If you slap a bunch of meat and cheese between a roll, it must be a submarine sandwich, right?  Well, maybe, but probably not.

This diary may appeal mostly to those on the East Coast, where nomenclature matters, but the sandwich matters more.  I'm from the Midwest, where we appropriated a lot of food terms from the East, without doing much to improve upon them...with the possible exception being White Castle Hamburgers.

White Castle's sliders may be the only great American food to originate in Kansas.  But this diary isn't about burgers...it's about real sandwiches.  And the Italians who introduced them to us.

I have not a drop of Italian blood in me...But like you, I can't imagine eating without the contributions of Italians.  The Fiat was an undisputed piece of shit...but sink your teeth into a great grinder...and Hell's Belles...you will fall to your knees and worship a wave of immigrants who brought us this and so much more.

But there is a nagging question...what, exactly, is a "grinder."  What, for that matter, is a "Hoagie"?  A Hero?  Is there any difference?  Or is it merely regional vernacular.

Living, as I do, in Portland, Oregon...it sometimes occurs to me that I am at least 3400 miles away from the cradle of sandwich civilization.  That's not to say that you can't get a good sandwich in Oregon...you can.  But the great sandwiches are a little harder to come by.  I am a denizen of of a great pub that makes a fantastic Reuben Sandwich...but it's also a sports bar, and it caters to Philadelphia fans.  The sandwiches are great, and the fans are loud.  But it isn't exactly a West Coast inclined watering hole.

I grew up eating Grinders.  I was lucky.  

I grew up in a part of the country that didn't give birth to Grinders, but nonetheless had a family that came from New Jersey and opened up a sandwich/pizza shop.  Their pizzas sucked.  And when I say that their pizzas sucked, I say that as a small town resident who has to also admit that every other pizza in town sucked, as well.  Believe it or not, there are places in this country where you cannot get a decent pizza.  

But sandwiches?  That's another story.

A Grinder Sandwich is hard to distinguish from what many of you would simply call a sub.  Or a Hoagie.  Or a hero.  

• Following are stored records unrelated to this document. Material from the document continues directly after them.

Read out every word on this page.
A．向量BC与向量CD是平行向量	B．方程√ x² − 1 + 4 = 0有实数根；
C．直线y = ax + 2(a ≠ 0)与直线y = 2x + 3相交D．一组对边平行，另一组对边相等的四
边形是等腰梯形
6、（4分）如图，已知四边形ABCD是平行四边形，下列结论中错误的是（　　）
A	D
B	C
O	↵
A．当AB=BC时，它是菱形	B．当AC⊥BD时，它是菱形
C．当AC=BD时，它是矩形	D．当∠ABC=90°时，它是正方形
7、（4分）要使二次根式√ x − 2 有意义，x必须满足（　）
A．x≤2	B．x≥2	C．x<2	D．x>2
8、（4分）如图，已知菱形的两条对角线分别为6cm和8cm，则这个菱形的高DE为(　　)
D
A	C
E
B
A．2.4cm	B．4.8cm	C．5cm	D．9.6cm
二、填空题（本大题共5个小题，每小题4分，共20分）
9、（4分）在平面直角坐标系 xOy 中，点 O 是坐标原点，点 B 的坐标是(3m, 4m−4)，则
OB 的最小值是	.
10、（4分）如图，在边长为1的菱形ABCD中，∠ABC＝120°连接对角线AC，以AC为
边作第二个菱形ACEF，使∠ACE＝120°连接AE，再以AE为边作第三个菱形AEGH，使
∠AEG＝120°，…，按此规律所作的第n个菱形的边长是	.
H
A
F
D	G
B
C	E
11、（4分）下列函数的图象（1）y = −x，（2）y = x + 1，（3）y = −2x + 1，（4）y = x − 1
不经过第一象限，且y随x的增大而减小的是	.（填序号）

I start with the bread.  It is a homemade roll with a crisp crust.  How crisp?  When you bite into it, you have crumbs all over your lap.  It shatters.  But it is tender inside.  It absorbs all, but not quite, of the olive oil and other "topical ingredients."  It is a messy sandwich.

All of these sandwiches originated with Italians...no matter what you call them.  Hoagies...Subs...you name it.  But there are regional differences.  

We have largely forgotten it, but the East Coast used to be a hugely important Shipbuilding site.  In the early decades, up through the middle of the 20th century, Ship building was a major industry in the New England States.  Those workers needed a lunch.

And Italian Americans, more than anyone, provided that lunch.  They set up sandwich stands, catering to the thousands of ship workers who passed by...and sold them sandwiches.

The reason we call these sandwiches, to this day, "Subs"...is because that is what those workers were building.  Submarines.  The sandwiches that Italian immigrants sold them became immensely popular, and became known not by those who made and sold them, but by the workers who ate them..."submariners."

That, in a nutshell, is the history of these sandwiches....but the subsequent genealogy of submarine sandwiches becomes more foggy.

How did a sub become a grinder?  Or a Hoagie?  A Hero?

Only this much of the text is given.